# Girlfriend wants a Sig Sauer 239 black



## Michael (May 29, 2010)

Okay so I know jack squat about handguns but my girlfriend likes them and her birthday is coming up in a few months so I was thinking of getting her one. I'm really not that familiar with brands I have an old ruger rifle that is wonderful but I don't know that the same can be said for their current line of handguns. basically i wanna know what gun might be cheaper and comparable to the 239 or better for the price. I imagine she isn't going to be able to shoot anything with much more recoil than this though because she is pretty petite. Any suggestions?


----------



## tony pasley (May 6, 2006)

Get her what she ask for.


----------



## Baldy (Jun 21, 2006)

The guns not for you. Get the lady the gun she want's. :smt033


----------



## Michael (May 29, 2010)

well im just asking is this gun worth $500 i mean isnt there something comparable for much less or is anything of good quality gonna run this high?


----------



## austin88 (Aug 1, 2009)

i say get her the p239. any decent gun is going to run you that much anyways and sig is a damn good gun


----------



## propellerhead (May 19, 2006)

Get her what she wants. Let her decide if she wants it or not.


----------



## Frank45 (Feb 21, 2010)

Hey you heard the guys..get her the gun and get her to a gun safety class too. And make sure it's on your dime.:mrgreen:


----------



## Highlander1911 (Jan 30, 2010)

Recently I purchased a P2000. I could have purchased litterally dozens of other 9mms for hundreds less. All great handguns, all good reviews with the requisite 'net following. I ponyed up the dough and bought the P2000 becuase that was EXACTLY what Mrs Highlander wanted . It was easy for her to rack the slide, she handled it like fine jewelry and had that "look" when she did (all of you know that look!). Prior to that it was going to be a Glock 19. Just before purchase time I pulled up pics and reviews of the Glock and got that "well, what about those HKs? I really liked the way..." and at that point, done deal. Get her what she wants. The couple hundys you save will be long forgotten.


----------



## bruce333 (Sep 1, 2006)

Michael said:


> well im just asking is this gun worth $500 i mean isn't there something comparable for much less or is anything of good quality gonna run this high?





austin88 said:


> i say get her the p239. any decent gun is going to run you that much anyways and sig is a damn good gun


:smt023

If my GF asked for a specific model, I'd buy it for her.


----------



## dosborn (Apr 17, 2009)

Get her the 239. Great weapon!

BTW, does she have a sister?:mrgreen:


----------



## Michael (May 29, 2010)

Frank45 said:


> Hey you heard the guys..get her the gun and get her to a gun safety class too. And make sure it's on your dime.:mrgreen:


Get her the 239. Great weapon!



> dosborn
> Get her the 239. Great weapon!
> 
> BTW, does she have a sister?


She actually already did her safety course so I'm good there and yes she has a sister


----------



## recoilguy (Apr 30, 2009)

If my girlfriend asked for a Sig I'd get her a sig....If my wife asked for a Sig I'd suspect she heard about my girlfriend........

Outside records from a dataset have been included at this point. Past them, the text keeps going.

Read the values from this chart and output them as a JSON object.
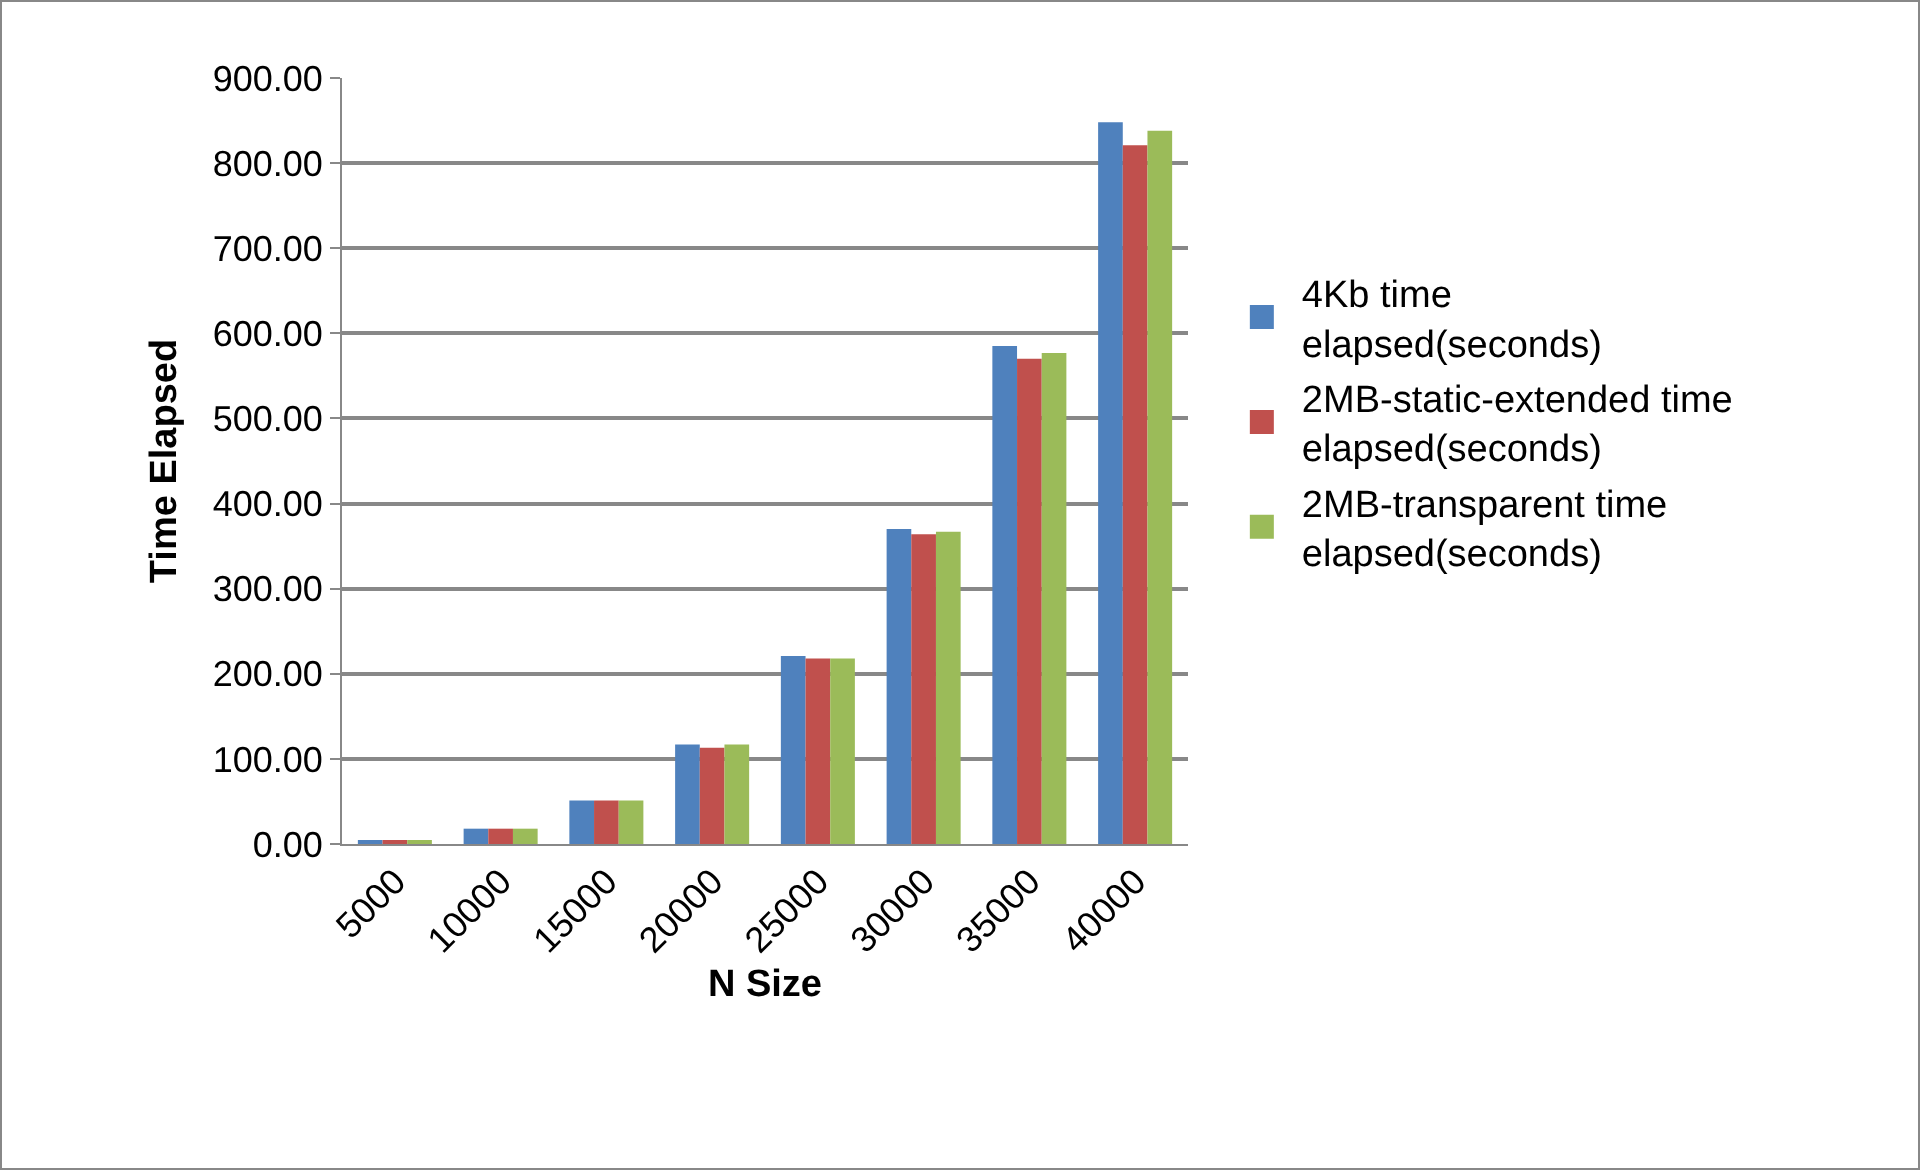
{
  "chart_data": {
    "type": "bar",
    "xlabel": "N Size",
    "ylabel": "Time Elapsed",
    "categories": [
      "5000",
      "10000",
      "15000",
      "20000",
      "25000",
      "30000",
      "35000",
      "40000"
    ],
    "series": [
      {
        "name": "4Kb time elapsed(seconds)",
        "color": "#4f81bd",
        "values": [
          4,
          18,
          51,
          117,
          221,
          370,
          585,
          848
        ]
      },
      {
        "name": "2MB-static-extended time elapsed(seconds)",
        "color": "#c0504d",
        "values": [
          4,
          18,
          51,
          113,
          218,
          364,
          570,
          821
        ]
      },
      {
        "name": "2MB-transparent time elapsed(seconds)",
        "color": "#9bbb59",
        "values": [
          4,
          18,
          51,
          117,
          218,
          367,
          577,
          838
        ]
      }
    ],
    "ylim": [
      0,
      900
    ],
    "yticks": [
      {
        "value": 0,
        "label": "0.00"
      },
      {
        "value": 100,
        "label": "100.00"
      },
      {
        "value": 200,
        "label": "200.00"
      },
      {
        "value": 300,
        "label": "300.00"
      },
      {
        "value": 400,
        "label": "400.00"
      },
      {
        "value": 500,
        "label": "500.00"
      },
      {
        "value": 600,
        "label": "600.00"
      },
      {
        "value": 700,
        "label": "700.00"
      },
      {
        "value": 800,
        "label": "800.00"
      },
      {
        "value": 900,
        "label": "900.00"
      }
    ],
    "grid": "y",
    "legend": "right"
  }
}
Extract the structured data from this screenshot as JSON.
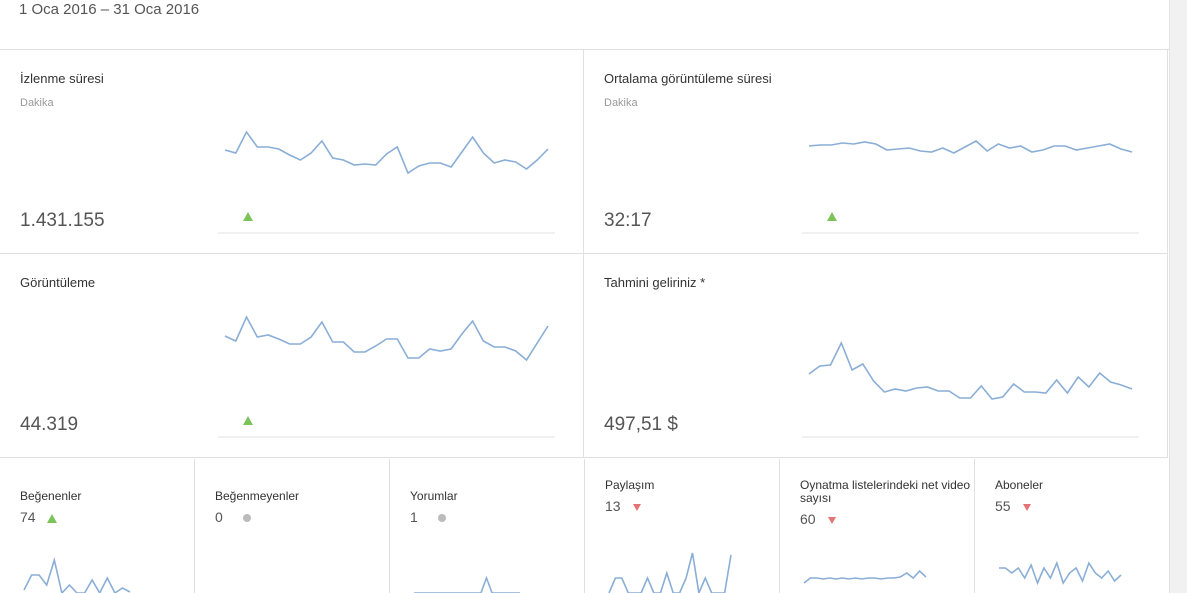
{
  "header": {
    "date_range": "1 Oca 2016 – 31 Oca 2016"
  },
  "cards": [
    {
      "title": "İzlenme süresi",
      "unit": "Dakika",
      "value": "1.431.155",
      "trend": "up",
      "sparkline": [
        50,
        47,
        68,
        53,
        53,
        51,
        45,
        40,
        47,
        59,
        42,
        40,
        35,
        36,
        35,
        46,
        53,
        27,
        34,
        37,
        37,
        33,
        48,
        63,
        47,
        37,
        40,
        38,
        31,
        40,
        51
      ]
    },
    {
      "title": "Ortalama görüntüleme süresi",
      "unit": "Dakika",
      "value": "32:17",
      "trend": "up",
      "sparkline": [
        54,
        55,
        55,
        57,
        56,
        58,
        56,
        50,
        51,
        52,
        49,
        48,
        52,
        47,
        53,
        59,
        49,
        56,
        52,
        54,
        48,
        50,
        54,
        54,
        50,
        52,
        54,
        56,
        51,
        48
      ]
    },
    {
      "title": "Görüntüleme",
      "value": "44.319",
      "trend": "up",
      "sparkline": [
        68,
        63,
        87,
        67,
        69,
        65,
        60,
        60,
        67,
        82,
        62,
        62,
        52,
        52,
        58,
        65,
        65,
        46,
        46,
        55,
        53,
        55,
        70,
        83,
        63,
        57,
        57,
        53,
        44,
        61,
        78
      ]
    },
    {
      "title": "Tahmini geliriniz *",
      "value": "497,51 $",
      "sparkline": [
        30,
        38,
        39,
        61,
        34,
        40,
        23,
        12,
        15,
        13,
        16,
        17,
        13,
        13,
        6,
        6,
        18,
        5,
        7,
        20,
        12,
        12,
        11,
        24,
        11,
        27,
        17,
        31,
        22,
        19,
        15
      ]
    }
  ],
  "small_cards": [
    {
      "title": "Beğenenler",
      "value": "74",
      "trend": "up",
      "sparkline": [
        3,
        18,
        18,
        8,
        33,
        0,
        8,
        0,
        0,
        13,
        0,
        15,
        0,
        5,
        1
      ]
    },
    {
      "title": "Beğenmeyenler",
      "value": "0",
      "trend": "flat"
    },
    {
      "title": "Yorumlar",
      "value": "1",
      "trend": "flat",
      "sparkline": [
        0,
        0,
        0,
        0,
        0,
        0,
        0,
        0,
        0,
        0,
        0,
        0,
        0,
        15,
        0,
        0,
        0,
        0,
        0,
        0
      ]
    },
    {
      "title": "Paylaşım",
      "value": "13",
      "trend": "down",
      "sparkline": [
        0,
        15,
        15,
        0,
        0,
        0,
        15,
        0,
        0,
        20,
        0,
        0,
        15,
        40,
        0,
        15,
        0,
        0,
        0,
        38
      ]
    },
    {
      "title": "Oynatma listelerindeki net video sayısı",
      "value": "60",
      "trend": "down",
      "sparkline": [
        10,
        15,
        15,
        14,
        15,
        14,
        15,
        14,
        15,
        14,
        15,
        15,
        14,
        15,
        15,
        16,
        20,
        15,
        22,
        16
      ]
    },
    {
      "title": "Aboneler",
      "value": "55",
      "trend": "down",
      "sparkline": [
        25,
        25,
        20,
        25,
        15,
        28,
        10,
        25,
        15,
        30,
        10,
        20,
        25,
        12,
        30,
        20,
        15,
        22,
        12,
        18
      ]
    }
  ]
}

Seriously she has good taste in guns. 

RCG


----------



## dosborn (Apr 17, 2009)

recoilguy said:


> If my girlfriend asked for a Sig I'd get her a sig....If my wife asked for a Sig I'd suspect she heard about my girlfriend........
> 
> Seriously she has good taste in guns.
> 
> RCG


THAT is THE post of the week!!:smt082


----------



## BearValley (May 25, 2009)

Michael said:


> She actually already did her safety course so I'm good there and yes she has a sister


Congratulations my friend, sounds like you have a good one.

Proper forum etiquette dictates just a little more info on the sister.

:smt083


----------



## Frank45 (Feb 21, 2010)

The first thing I got my wife, was a firearms safety course, so, if I did get shot by her, I would know it was no accident, and it's only fair to the guys that you include a photo of her sister and the Sig you get your girl friend.:smt033


----------



## Michael (May 29, 2010)

Frank45 said:


> The first thing I got my wife, was a firearms safety course, so, if I did get shot by her, I would know it was no accident, and it's only fair to the guys that you include a photo of her sister and the Sig you get your girl friend.:smt033


alright alright since you helped. her sister is the one blowing the bubbles. She is the other one (obviously)


----------



## Frank45 (Feb 21, 2010)

*You sir, are an extremely lucky man. Oh to be 35 years younger.:heart::smt049:heart::heart:*


----------